From: N.W. Azal
Date: Thu, Dec 22, 2022 at 8:03 PM
Subject: Re: Censorship of Iran Protests by Facebook/Meta
To: <mp@stephenbates.com.au>
22 December 2022
Dear Stephan Bates, greetings:
Many
thanks for your response to my email of 9 December 2022. I couldn't
agree more with everything you succinctly stated in your
response, and I
am very heartened that you are my MP in this electorate. I have one
question and then a clarification to one of the points made by you. So I
will start with the question.
Are
there any impending plans by the Australian Greens to address the
problems and/or propose something on the floor of the Federal
Commonwealth parliament regarding Facebook and its regulation?
Next,
in your first paragraph you mentioned the Baha'is among the list of
Iranian groups being suppressed by the Iranian regime. As an ex-Bahai
and present adherent of Bahaism's precursor, the religion of the
Bayan
(as well as someone who has acted as a public dissident to this
organisation since the 1990s after my resignation from it), I can with
confidence say that the inclusion of the Baha'is is problematic.
I
understand that the Baha'is maintain an active lobbying presence in
Canberra and elsewhere, and have for years offered their own narratives
regarding their situation in Iran under the ayatollah's regime. However,
as someone with extensive knowledge of the subject, I can say that many
of the narratives the Baha'i regularly offer may not be entirely
accurate and may in fact be gratuitous. The most persecuted segment of
the population in Iran since the inception of the Khomeini regime in
1979 have always been Iranian women. This has been followed by the
Kurdish minority whom the Khomeini regime literally declared war on as
of March 1979. Leftists, trade-unionists, environmental activists,
Sunnis, Sufis,
LGBTIQA+
and a variety of ethnic, religious and political dissidents in general
have been the next group that have been relentlessly targeted by the
regime in Iran since its beginnings. But because almost all of these
groups do not maintain active, professional lobbying presences in
Western capitals and amongst Western human rights organisations - or
have deep pockets like the Baha'is do - they have rarely if ever been
heard during these past 43 years. Instead a professional and active
Baha'i lobbying presence throughout the West
since 1979
(and in Australia in particular) has dominated the landscape with their
own narratives, often overshadowing the legitimate concerns of others.

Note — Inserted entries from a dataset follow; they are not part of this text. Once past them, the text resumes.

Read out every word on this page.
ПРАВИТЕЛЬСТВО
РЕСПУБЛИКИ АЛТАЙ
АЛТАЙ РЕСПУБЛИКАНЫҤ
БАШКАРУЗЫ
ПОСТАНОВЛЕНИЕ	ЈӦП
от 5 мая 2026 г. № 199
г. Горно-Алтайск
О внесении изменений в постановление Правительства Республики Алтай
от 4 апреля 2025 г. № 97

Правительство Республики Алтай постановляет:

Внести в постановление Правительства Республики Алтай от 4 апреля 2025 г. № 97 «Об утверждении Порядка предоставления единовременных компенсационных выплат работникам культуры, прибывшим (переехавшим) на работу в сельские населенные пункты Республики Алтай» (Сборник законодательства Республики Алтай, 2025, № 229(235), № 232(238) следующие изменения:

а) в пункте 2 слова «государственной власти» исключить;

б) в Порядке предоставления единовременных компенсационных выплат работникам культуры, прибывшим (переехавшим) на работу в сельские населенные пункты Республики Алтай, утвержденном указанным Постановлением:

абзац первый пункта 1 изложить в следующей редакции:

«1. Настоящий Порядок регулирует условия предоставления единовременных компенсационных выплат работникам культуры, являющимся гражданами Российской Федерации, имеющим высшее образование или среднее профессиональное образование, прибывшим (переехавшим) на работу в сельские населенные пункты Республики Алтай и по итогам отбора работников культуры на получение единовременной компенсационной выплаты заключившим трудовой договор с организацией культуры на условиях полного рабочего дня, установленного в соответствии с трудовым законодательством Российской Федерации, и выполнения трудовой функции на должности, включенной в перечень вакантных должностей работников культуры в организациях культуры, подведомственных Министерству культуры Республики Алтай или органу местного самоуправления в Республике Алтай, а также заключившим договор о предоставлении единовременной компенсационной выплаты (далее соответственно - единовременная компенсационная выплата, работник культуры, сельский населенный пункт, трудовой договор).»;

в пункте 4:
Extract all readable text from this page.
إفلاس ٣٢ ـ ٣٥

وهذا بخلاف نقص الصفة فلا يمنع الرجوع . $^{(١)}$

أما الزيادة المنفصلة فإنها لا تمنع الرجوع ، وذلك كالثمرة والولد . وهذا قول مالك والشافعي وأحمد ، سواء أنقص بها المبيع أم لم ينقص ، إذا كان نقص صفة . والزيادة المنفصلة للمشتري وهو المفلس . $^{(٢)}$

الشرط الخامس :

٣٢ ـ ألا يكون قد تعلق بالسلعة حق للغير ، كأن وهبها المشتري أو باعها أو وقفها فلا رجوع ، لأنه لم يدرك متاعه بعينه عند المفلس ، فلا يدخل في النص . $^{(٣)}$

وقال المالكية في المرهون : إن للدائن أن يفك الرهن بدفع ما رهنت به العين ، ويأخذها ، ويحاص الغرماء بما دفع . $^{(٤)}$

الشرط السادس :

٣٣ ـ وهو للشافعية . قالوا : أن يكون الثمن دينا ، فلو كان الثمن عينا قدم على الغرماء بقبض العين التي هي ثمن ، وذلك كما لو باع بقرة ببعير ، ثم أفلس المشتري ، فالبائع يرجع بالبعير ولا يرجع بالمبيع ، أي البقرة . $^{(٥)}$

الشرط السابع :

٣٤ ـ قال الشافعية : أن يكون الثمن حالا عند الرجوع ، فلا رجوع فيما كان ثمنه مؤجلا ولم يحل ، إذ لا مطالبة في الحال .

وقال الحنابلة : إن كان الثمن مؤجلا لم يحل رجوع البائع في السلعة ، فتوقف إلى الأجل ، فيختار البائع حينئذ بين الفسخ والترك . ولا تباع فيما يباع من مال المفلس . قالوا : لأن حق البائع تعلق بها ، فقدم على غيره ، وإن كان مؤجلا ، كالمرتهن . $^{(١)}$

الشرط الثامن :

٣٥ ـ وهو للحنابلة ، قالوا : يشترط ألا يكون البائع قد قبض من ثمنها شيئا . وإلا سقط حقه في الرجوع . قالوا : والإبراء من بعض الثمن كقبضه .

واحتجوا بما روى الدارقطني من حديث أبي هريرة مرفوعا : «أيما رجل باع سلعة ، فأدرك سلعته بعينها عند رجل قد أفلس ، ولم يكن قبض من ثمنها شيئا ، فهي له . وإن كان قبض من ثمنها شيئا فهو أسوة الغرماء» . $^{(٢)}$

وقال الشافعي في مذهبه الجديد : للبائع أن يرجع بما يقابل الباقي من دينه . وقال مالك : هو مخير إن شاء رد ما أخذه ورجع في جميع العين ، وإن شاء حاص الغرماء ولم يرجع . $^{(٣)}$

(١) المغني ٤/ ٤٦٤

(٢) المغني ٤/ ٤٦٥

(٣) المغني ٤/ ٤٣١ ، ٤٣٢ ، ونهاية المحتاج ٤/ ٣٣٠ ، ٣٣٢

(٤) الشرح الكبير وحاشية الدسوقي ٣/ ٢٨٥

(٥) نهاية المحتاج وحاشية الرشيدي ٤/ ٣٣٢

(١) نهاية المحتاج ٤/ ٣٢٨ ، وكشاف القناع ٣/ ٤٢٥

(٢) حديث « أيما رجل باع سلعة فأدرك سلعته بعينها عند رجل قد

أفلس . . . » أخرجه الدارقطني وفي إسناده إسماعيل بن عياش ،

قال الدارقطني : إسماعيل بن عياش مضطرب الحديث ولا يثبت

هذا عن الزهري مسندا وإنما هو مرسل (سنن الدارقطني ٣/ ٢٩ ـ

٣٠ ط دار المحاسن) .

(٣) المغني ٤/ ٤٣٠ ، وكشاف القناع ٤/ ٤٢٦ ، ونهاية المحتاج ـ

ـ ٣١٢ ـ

While almost all those mentioned have vocally offered their support to
the Iranian people at this time, at present no official statement has
been forthcoming by Baha'i authorities doing the same.
Furthermore,
as my own experience with them since the 1990s has shown, the main
Baha'i organisation itself is a human rights violator. Internally, they
also regularly persecute, shun and disfellowship LGBTIQA+ individuals,
citing their purported scriptures as justification. Externally, they
regularly harass schismatics, dissidents and individuals associated with
alternative Baha'i organisations and tendencies - such as the Orthodox Baha'is, the Baha'is Under the Provisions of the Covenant
and similar whom they label as "covenant breakers" and actively
encourage their rank and file to shun - while pretending to be a united
organisation to representatives of Western governments and
organisations.
As
a consequence of a publication exposing their authoritarian and
cult-like tendencies authored by the Swiss Italian and ex-Baha'i
Francesco Ficicchia, during the 1980s the West German government revoked
the Baha'is recognized religion status in West Germany, forcing them to
act as an NGO until in 2014 a German Federal administrative court
decision in Stuttgart reinstated it again. Regarding them, in a 2009
publication Ficicchia writes:
If Islām as a political
order is equated with Islamism, then this also applies to Bahāʾism, although a
corresponding Bahāʾī equivalent to the term “Islamism” has yet to be invented.
Like the Islamists, the Bahāʾīs also aim to establish a God-state (theocracy)
with a globally recognized, religiously constituted legal and social order. Nevertheless,
they emphatically deny any involvement in worldly [political] affairs and
prohibit any political activity, at least on the part of the faithful base.
They emphasize their peacefulness and oblige their followers to obey the ruling
authorities — by which prospectively also, and above all, their own is meant.
However, a secular (non-religious) order is rejected and the goal is to elevate
Bahāʾism to the status of a “state religion” in a “Bahā'ī State” or “Bahā'ī
World Government” that is to be created. The supreme authority of this
universal faith-based dictatorship is the [all-male] “Universal House of
Justice,” which is endowed with infallible authority. Per this premise,
Bahā'ism is also a political and ideological religion, although its [presently]
marginal position in society means that
it must exercise due restraint in achieving its goals....In Bahāʾī: Einheitsreligion und global
Theokratie. Ein kritischer Einblick in die Universalreligion der Zukunft
(Bahāʾī: Religion of Unity and Global Theocracy. A Critical Insight into the
Universal Religion of the Future), (Monsenstein und Vannerdat: 2009): 131–132 (my
trans.)
I will leave it here, but I wished to clarify this latter point.